OBJECTIVE: To purify and study Schwann cells cytoplasmic neurotrophic protein. METHODS: The dissociated SC taken from 300 newborn rats sciatic nerves were cultured, collected, ultrasonicated and ultraspeed centrifuged. The supernates were ultrafiltrated and concentrated by using ultrafiltration units with PM10, PM30, PM50 ultrafiltration membranes. The ultrafiltrated-concentrated solution with the protein molecular weight 10-30 ku, 30-50 ku and gt; 50 ku were collected respectively. The dissociated spinal cord motoneurons of 14 days embryonic rats were cultured with serum-free conditional medium and the additional SC cytoplasmic proteins were added into the medium. The results showed that the 10-30 ku and gt; 50 ku SC cytoplasmic proteins were able to maintain the survival of motoneurons for 24 hours.
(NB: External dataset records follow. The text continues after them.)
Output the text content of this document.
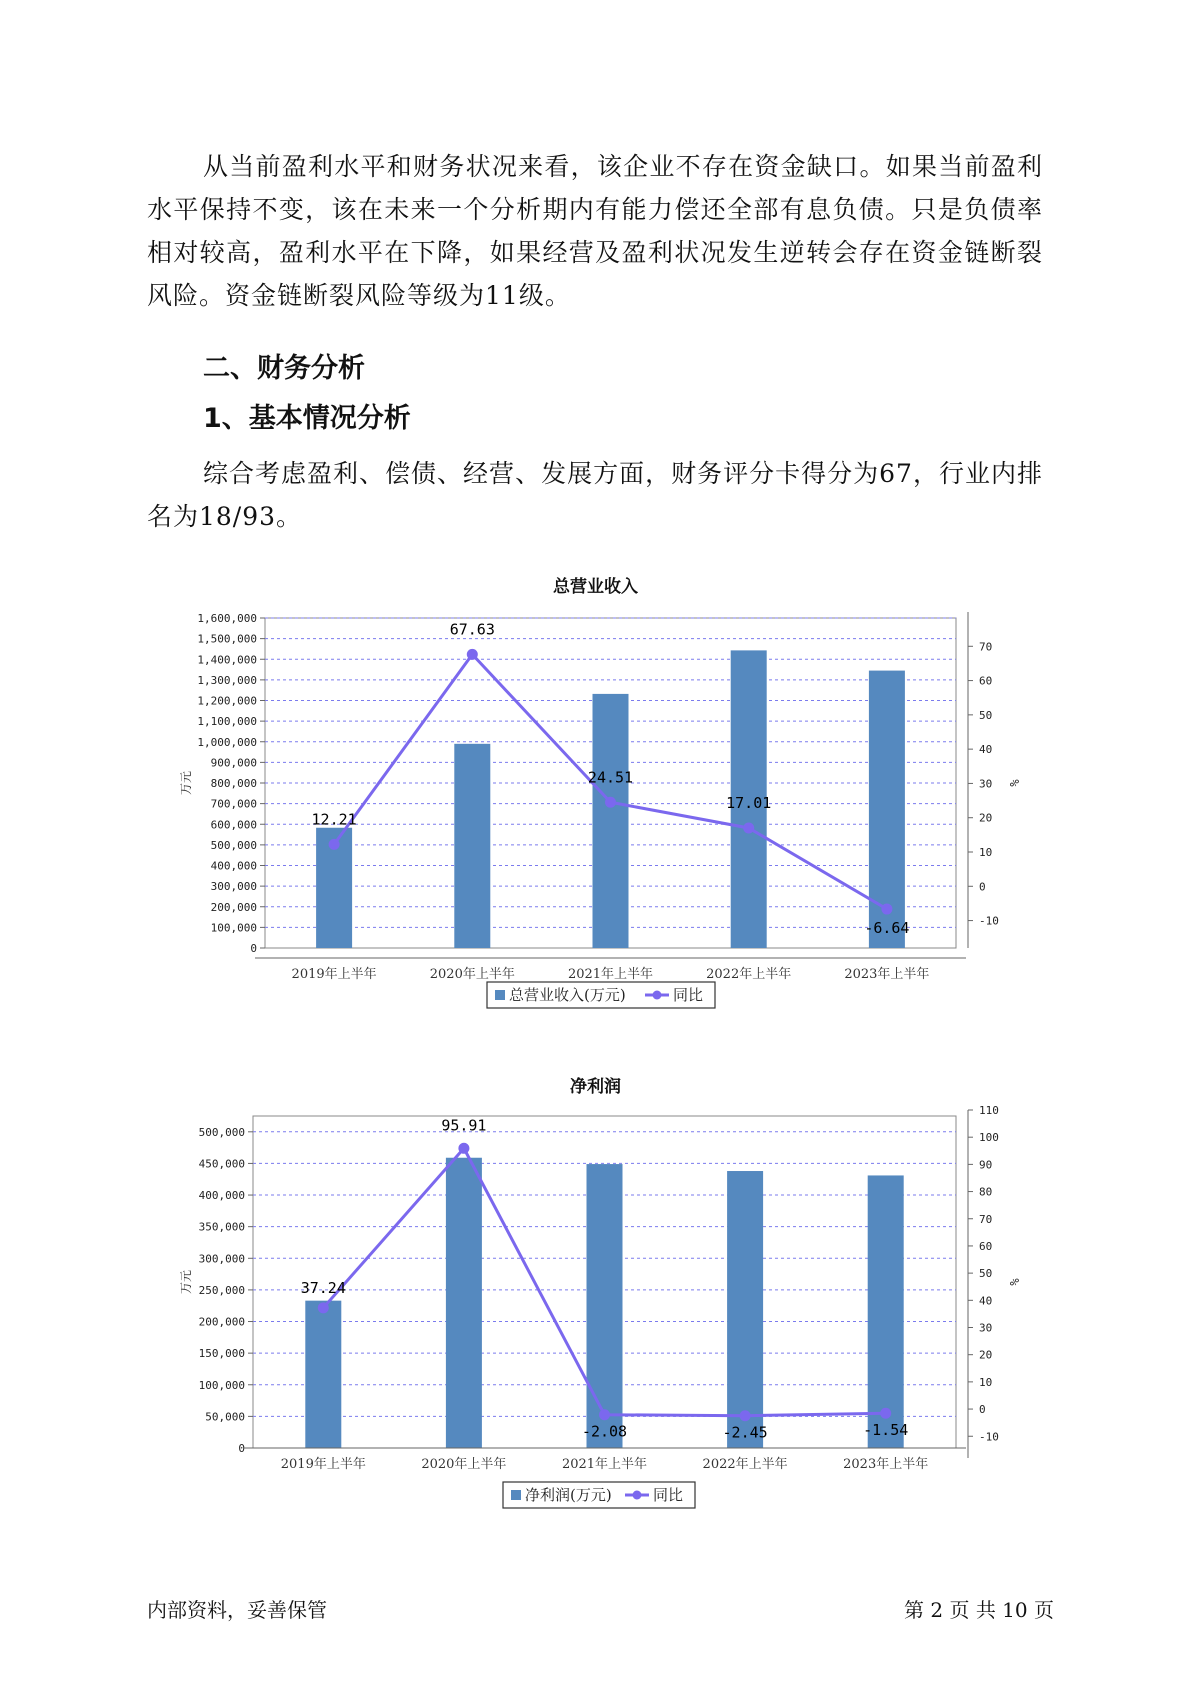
从当前盈利水平和财务状况来看，该企业不存在资金缺口。如果当前盈利水平保持不变，该在未来一个分析期内有能力偿还全部有息负债。只是负债率相对较高，盈利水平在下降，如果经营及盈利状况发生逆转会存在资金链断裂风险。资金链断裂风险等级为11级。

二、财务分析
1、基本情况分析

综合考虑盈利、偿债、经营、发展方面，财务评分卡得分为67，行业内排名为18/93。

总营业收入
0
100,000
200,000
300,000
400,000
500,000
600,000
700,000
800,000
900,000
1,000,000
1,100,000
1,200,000
1,300,000
1,400,000
1,500,000
1,600,000
-10
0
10
20
30
40
50
60
70
万元	%
2019年上半年	2020年上半年	2021年上半年	2022年上半年	2023年上半年
12.21
67.63
24.51
17.01
-6.64
总营业收入(万元)	同比
净利润
0
50,000
100,000
150,000
200,000
250,000
300,000
350,000
400,000
450,000
500,000
-10
0
10
20
30
40
50
60
70
80
90
100
110
万元	%
2019年上半年	2020年上半年	2021年上半年	2022年上半年	2023年上半年
37.24
95.91
-2.08	-2.45	-1.54
净利润(万元)	同比
内部资料，妥善保管	第 2 页 共 10 页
Then the 26 ku and 58 ku proteins were further extracted and purified from SC cytoplasm by high pressure liquid chromatography, and their neurobiological activities were studied. RESULTS: The 26 ku and 58 ku Schwann cell’s cytoplasmic proteins were able to maintain the survival of motoneurons cultured in the serum-free medium for 48 hours. The highest biological activity concentration is 20 ng per well. CONCLUSION: Schwann cells cytoplasm contains motoneuron neurotrophic proteins with molecular weight 26 ku and 58 ku.